The Obama Administration has previously considered the question; several years ago, Justice Department lawyers set out the legal rationale for targeting radical cleric Anwar al Awlaki, a dual Yemeni-US citizen, in a now-public white paper and redacted memo. Satisfied that Awlaki was a permissible target, President Obama authorized a CIA-led operation that culminated in drone aircraft, armed with Hellfire missiles, striking and killing the cleric in Yemen in 2011.
So why bother rehashing the question? For one, lawyers across the ideological spectrum have challenged the Justice Department’s legal reasoning. In particular, critics argue that secret and internal executive branch review, however painstaking and careful, does not satisfy the Fifth Amendment, which provides that no person shall be deprived of life without due process of law.
How it works now
The current scheme is rigorous, but insulated from outside review and accountability. Indeed, the ACLU filed a lawsuit last month seeking Obama administration documents that establish the criteria for placement on the “kill list” for the use of lethal force.
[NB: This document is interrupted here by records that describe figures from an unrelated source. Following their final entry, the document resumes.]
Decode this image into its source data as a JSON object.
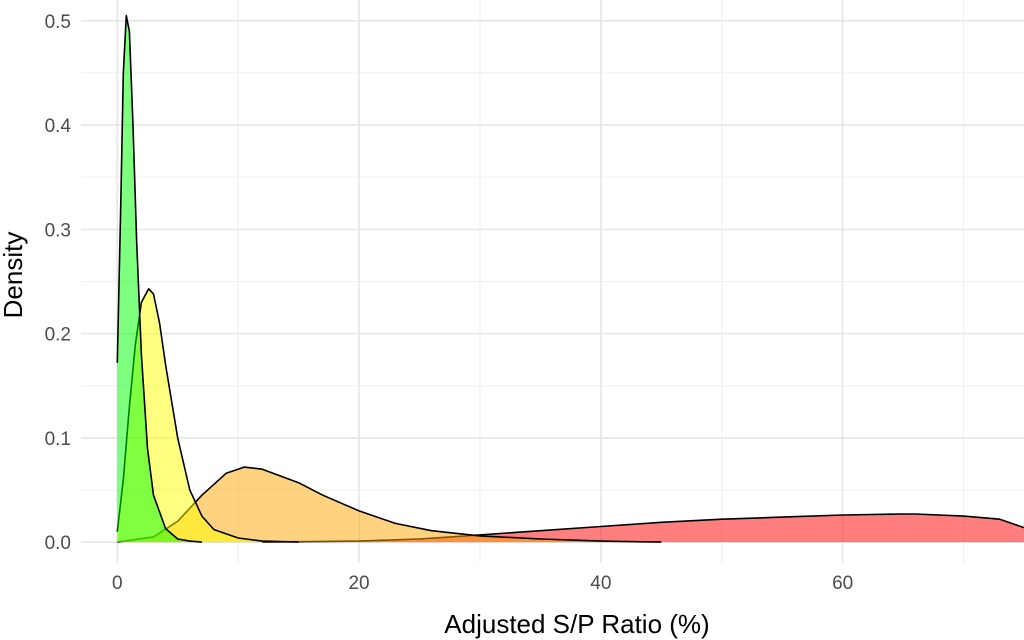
{
  "chart_data": {
    "type": "area",
    "title": "",
    "xlabel": "Adjusted S/P Ratio (%)",
    "ylabel": "Density",
    "xlim": [
      -3,
      75
    ],
    "ylim": [
      -0.02,
      0.52
    ],
    "x_ticks": [
      0,
      20,
      40,
      60
    ],
    "x_tick_labels": [
      "0",
      "20",
      "40",
      "60"
    ],
    "y_ticks": [
      0.0,
      0.1,
      0.2,
      0.3,
      0.4,
      0.5
    ],
    "y_tick_labels": [
      "0.0",
      "0.1",
      "0.2",
      "0.3",
      "0.4",
      "0.5"
    ],
    "grid": true,
    "legend": "none",
    "series": [
      {
        "color": "#ff0000",
        "points": [
          [
            12,
            0
          ],
          [
            20,
            0.001
          ],
          [
            25,
            0.003
          ],
          [
            30,
            0.007
          ],
          [
            35,
            0.011
          ],
          [
            40,
            0.015
          ],
          [
            45,
            0.019
          ],
          [
            50,
            0.022
          ],
          [
            55,
            0.024
          ],
          [
            60,
            0.026
          ],
          [
            65,
            0.027
          ],
          [
            66,
            0.027
          ],
          [
            70,
            0.025
          ],
          [
            73,
            0.022
          ],
          [
            75,
            0.014
          ]
        ]
      },
      {
        "color": "#ffa500",
        "points": [
          [
            0,
            0
          ],
          [
            3,
            0.005
          ],
          [
            5,
            0.02
          ],
          [
            7,
            0.045
          ],
          [
            9,
            0.066
          ],
          [
            10.5,
            0.072
          ],
          [
            12,
            0.07
          ],
          [
            15,
            0.057
          ],
          [
            17,
            0.045
          ],
          [
            20,
            0.03
          ],
          [
            23,
            0.018
          ],
          [
            26,
            0.011
          ],
          [
            30,
            0.006
          ],
          [
            35,
            0.003
          ],
          [
            40,
            0.001
          ],
          [
            45,
            0
          ]
        ]
      },
      {
        "color": "#ffff00",
        "points": [
          [
            0,
            0.01
          ],
          [
            0.5,
            0.06
          ],
          [
            1.0,
            0.13
          ],
          [
            1.5,
            0.19
          ],
          [
            2.0,
            0.23
          ],
          [
            2.6,
            0.243
          ],
          [
            3.0,
            0.238
          ],
          [
            3.5,
            0.21
          ],
          [
            4.0,
            0.17
          ],
          [
            5.0,
            0.1
          ],
          [
            6.0,
            0.05
          ],
          [
            7.0,
            0.025
          ],
          [
            8.0,
            0.012
          ],
          [
            10,
            0.004
          ],
          [
            12,
            0.001
          ],
          [
            15,
            0
          ]
        ]
      },
      {
        "color": "#00ff00",
        "points": [
          [
            0,
            0.172
          ],
          [
            0.3,
            0.33
          ],
          [
            0.5,
            0.45
          ],
          [
            0.75,
            0.505
          ],
          [
            1.0,
            0.49
          ],
          [
            1.3,
            0.4
          ],
          [
            1.6,
            0.29
          ],
          [
            2.0,
            0.18
          ],
          [
            2.5,
            0.09
          ],
          [
            3.0,
            0.045
          ],
          [
            4.0,
            0.013
          ],
          [
            5.0,
            0.003
          ],
          [
            6.0,
            0.001
          ],
          [
            7.0,
            0
          ]
        ]
      }
    ]
  }
}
Military and executive branch departments nominate, vet, and validate candidates for the “kill list,” considering the legality of each strike and potential operational impact. The nominations trickle up to the National Counterterrorism Center, or NCTC, and to the National Security Council, or NSC, before the President signs off.
Judicial Oversight
The US government concedes that the Fifth Amendment, in particular the Due Process Clause, applies to US citizens abroad. The Fifth Amendment establishes that “no person shall … be deprived of life, liberty, or property, without due process of law.” But due process does not always mean a trial in a federal court. As former Attorney General Eric Holder affirmed, “‘Due process’ and ‘judicial process’ are not one and the same, particularly when it comes to national security.” But if a person does not receive a federal court trial to determine whether the government can take away his life, how do we know whether the process he received is the process he is due?
Critics of the Obama Administration’s targeted killing program began recommending greater oversight and judicial review of the decision-making process early in President Obama’s first term. Though Justice Thomas and others scoffed at the notion of a “drone court,” the idea gained traction in policy circles. Some academics have also endorsed the idea of a “drone court,” in which federal judges would undertake a prior review of targeting decisions, in many cases using the Foreign Intelligence Surveillance Court as a model.
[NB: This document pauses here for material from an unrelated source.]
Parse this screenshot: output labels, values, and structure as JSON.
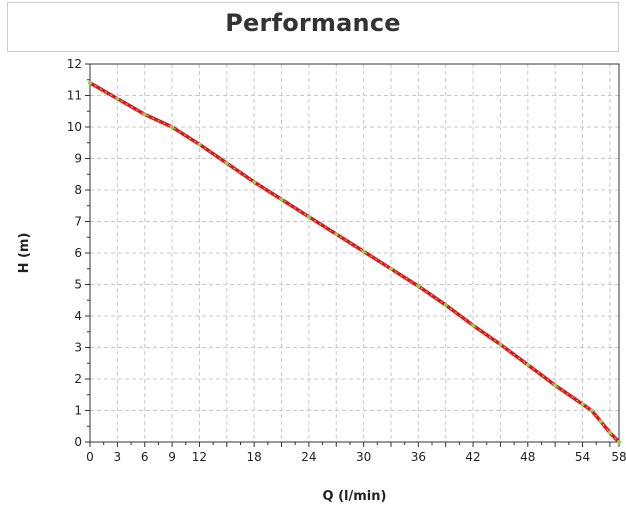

Notwithstanding the support for a drone court, prior review of the President’s targeting decisions by federal judges is not likely to succeed. Perhaps the most significant impediment is constitutional. Granting authority to the judiciary to regulate the president’s conduct of war would limit the President’s constitutionally afforded power as Commander in Chief of the military, thus raising serious separation of powers concerns.
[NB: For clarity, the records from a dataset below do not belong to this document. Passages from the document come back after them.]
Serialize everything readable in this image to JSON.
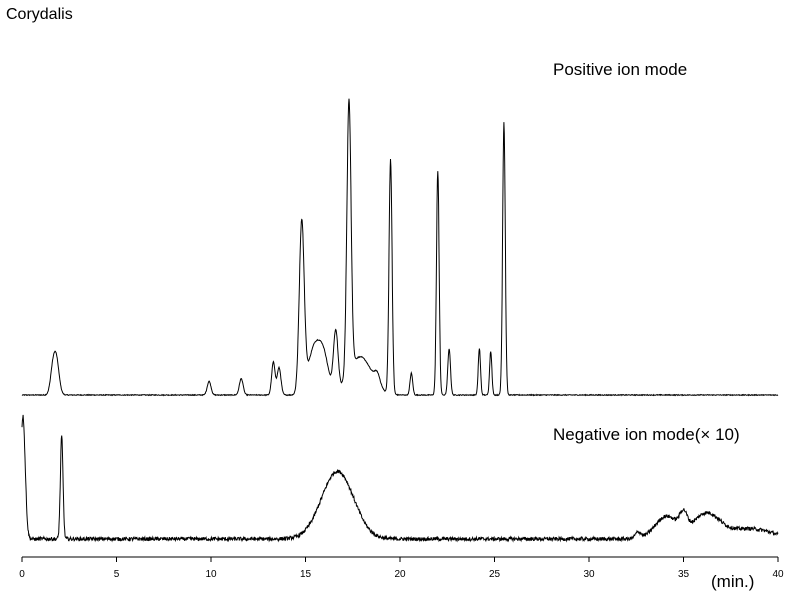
{
  "chart_data": {
    "type": "line",
    "title": "Corydalis",
    "xlabel": "(min.)",
    "xlim": [
      0,
      40
    ],
    "xticks": [
      0,
      5,
      10,
      15,
      20,
      25,
      30,
      35,
      40
    ],
    "grid": false,
    "series": [
      {
        "name": "Positive ion mode",
        "baseline": 0,
        "noise": 0.3,
        "peaks": [
          {
            "x": 1.8,
            "h": 14,
            "w": 0.15
          },
          {
            "x": 1.6,
            "h": 6,
            "w": 0.12
          },
          {
            "x": 9.9,
            "h": 5,
            "w": 0.1
          },
          {
            "x": 11.6,
            "h": 6,
            "w": 0.1
          },
          {
            "x": 13.3,
            "h": 12,
            "w": 0.09
          },
          {
            "x": 13.6,
            "h": 10,
            "w": 0.1
          },
          {
            "x": 14.8,
            "h": 62,
            "w": 0.13
          },
          {
            "x": 15.5,
            "h": 18,
            "w": 0.35
          },
          {
            "x": 16.0,
            "h": 10,
            "w": 0.25
          },
          {
            "x": 16.6,
            "h": 22,
            "w": 0.12
          },
          {
            "x": 17.3,
            "h": 100,
            "w": 0.11
          },
          {
            "x": 17.9,
            "h": 14,
            "w": 0.6
          },
          {
            "x": 18.8,
            "h": 4,
            "w": 0.15
          },
          {
            "x": 19.5,
            "h": 86,
            "w": 0.08
          },
          {
            "x": 20.6,
            "h": 8,
            "w": 0.07
          },
          {
            "x": 22.0,
            "h": 82,
            "w": 0.07
          },
          {
            "x": 22.6,
            "h": 17,
            "w": 0.07
          },
          {
            "x": 24.2,
            "h": 17,
            "w": 0.06
          },
          {
            "x": 24.8,
            "h": 16,
            "w": 0.06
          },
          {
            "x": 25.5,
            "h": 100,
            "w": 0.07
          }
        ]
      },
      {
        "name": "Negative ion mode(×10)",
        "baseline": 1,
        "noise": 1.8,
        "peaks": [
          {
            "x": 0.05,
            "h": 60,
            "w": 0.12
          },
          {
            "x": 2.1,
            "h": 50,
            "w": 0.07
          },
          {
            "x": 16.7,
            "h": 33,
            "w": 0.85
          },
          {
            "x": 32.6,
            "h": 3,
            "w": 0.15
          },
          {
            "x": 34.1,
            "h": 11,
            "w": 0.6
          },
          {
            "x": 35.0,
            "h": 8,
            "w": 0.2
          },
          {
            "x": 36.2,
            "h": 12,
            "w": 0.7
          },
          {
            "x": 38.5,
            "h": 5,
            "w": 1.2
          }
        ]
      }
    ]
  },
  "labels": {
    "title": "Corydalis",
    "positive": "Positive ion mode",
    "negative": "Negative ion mode(× 10)",
    "x_unit": "(min.)"
  }
}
Recognizing the difficulties that prior review by federal judges poses, some scholars have called for judicial review after a targeting operation.
Other proposals call for prior review by executive branch officials, or as Georgetown law professor Neal Katyal puts it, a “‘national security court’ housed within the executive branch itself.” However, a military review board is unlikely to be a neutral body when reviewing military intelligence and decision-making. A binding decision would impermissibly constrain the President’s Commander in Chief power. A “national security court” would also be viewed as biased because the President’s own national security advisors, the same people who vet the kill list, would serve as adjudicators. Despite the drawbacks of these proposals, they may be on to something.
A New Model
As a way to provide due process to US citizens, enable accountability for targeting decisions, increase public trust in the decision-making process, and avoid the use of excessive or erroneous force against targets, we propose an executive branch board (Drone Board) that would conduct a prior review of the use of targeted lethal force against U.S. citizens abroad.
The growing risk that US citizens will join terrorist groups around the world and be targeted for killing overseas by their own government creates an imperative to resolve when and how the U.S. government may lawfully use lethal force against its own citizens abroad. A Drone Board would be an important step to provide additional process and greater public confidence in the method of targeting US citizens overseas.